Table 1 shows average edit distances and computational times obtained by different approaches on the four chemical datasets. \(A^\star \) approach, on the first line, computes the exact graph edit distance and constitutes a reference for approximation methods. However, due to its high complexity, exact graph edit distances have been only computed for Alkane and Acyclic datasets. The first block of three methods, from line 2 to 4, corresponds to methods based on the bipartite approach. The line denoted as Riesen and Bunke corresponds to the original method proposed in [12], while the two others use a different cost matrix [6] using respectively LSAP and LSAPE algorithms. The next block, lines 5 to 7, corresponds to methods based on the quadratic formulation of the graph edit distance. QAP and QAPE [3] use IPFP algorithm with respectively LSAP and LSAPE algorithms. The line denoted as “Neuhaus” corresponds to another quadratic approach [11] which does not handle insertions and removals of nodes during the optimization process. Finally, the last block corresponds to GNCCP approach [2] using LSAP and LSAPE algorithms.

Table 1. Accuracy and complexity scores. d and t denote respectively the average edit distance and computational time (in seconds).

As expected, approximations of graph edit distances are not significantly different using either LSAP or LSAPE approaches. Conversely, as previously observed [2, 3], methods based on a quadratic formulation obtain better approximations than the ones based on a linear approximation. From a computational point of view, quadratic approaches require more computational time. However, using LSAPE instead of LSAP algorithm leads to a significant improvement on computational times. This gain almost reaches 10 times with MAO dataset. On MAO and PAH datasets, executions times of LSAP and QAPE methods are comparable.

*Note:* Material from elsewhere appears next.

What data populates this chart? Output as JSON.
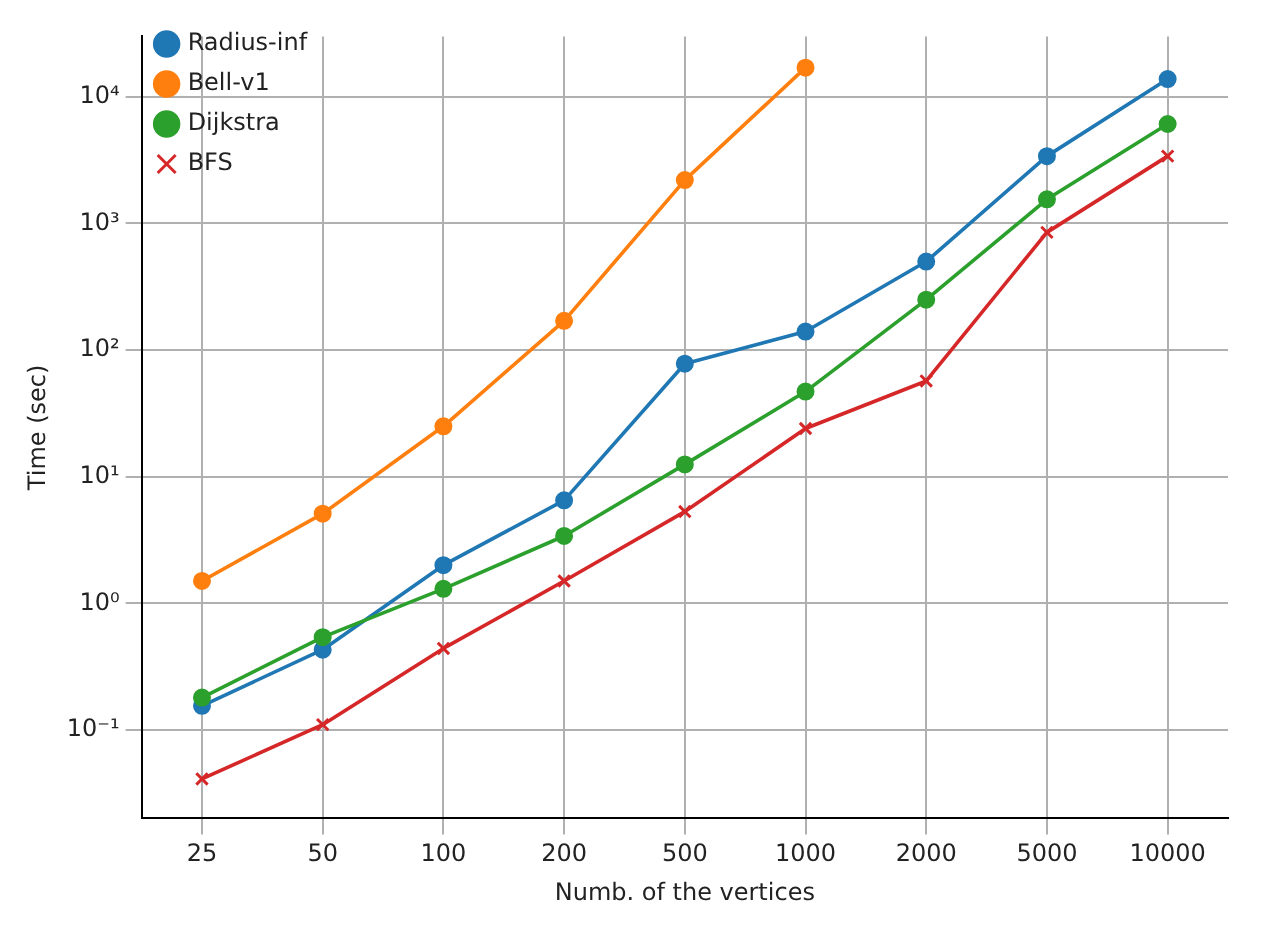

Note that we only observe a very tight improvement using LSAPE instead of LSAP within the original bipartite approach (lines 3 and 4). This limited gain can be explained by the fact that most of computational time is spent in computing the cost matrix rather than optimizing the mapping problem.

5 Conclusion

We have presented in this paper a new type of linear sum assignment problem designed to solve efficiently the bipartite graph edit distance. The resulting algorithm only supposes that the basic costs are non negative. It requires the storage of an \((n+1)\times (m+1)\) matrix, n and m being the orders of both graphs and has a time complexity of \(\mathcal {O}(\min (n,m)^2\max (n,m))\). This algorithm may be applied once to obtain a rough estimate of the edit distance or be integrated into more complex iterative quadratic solvers. The speed-up obtained by our algorithm is significant in this last case and opens the way to the computation of the graph edit distance on larger graphs.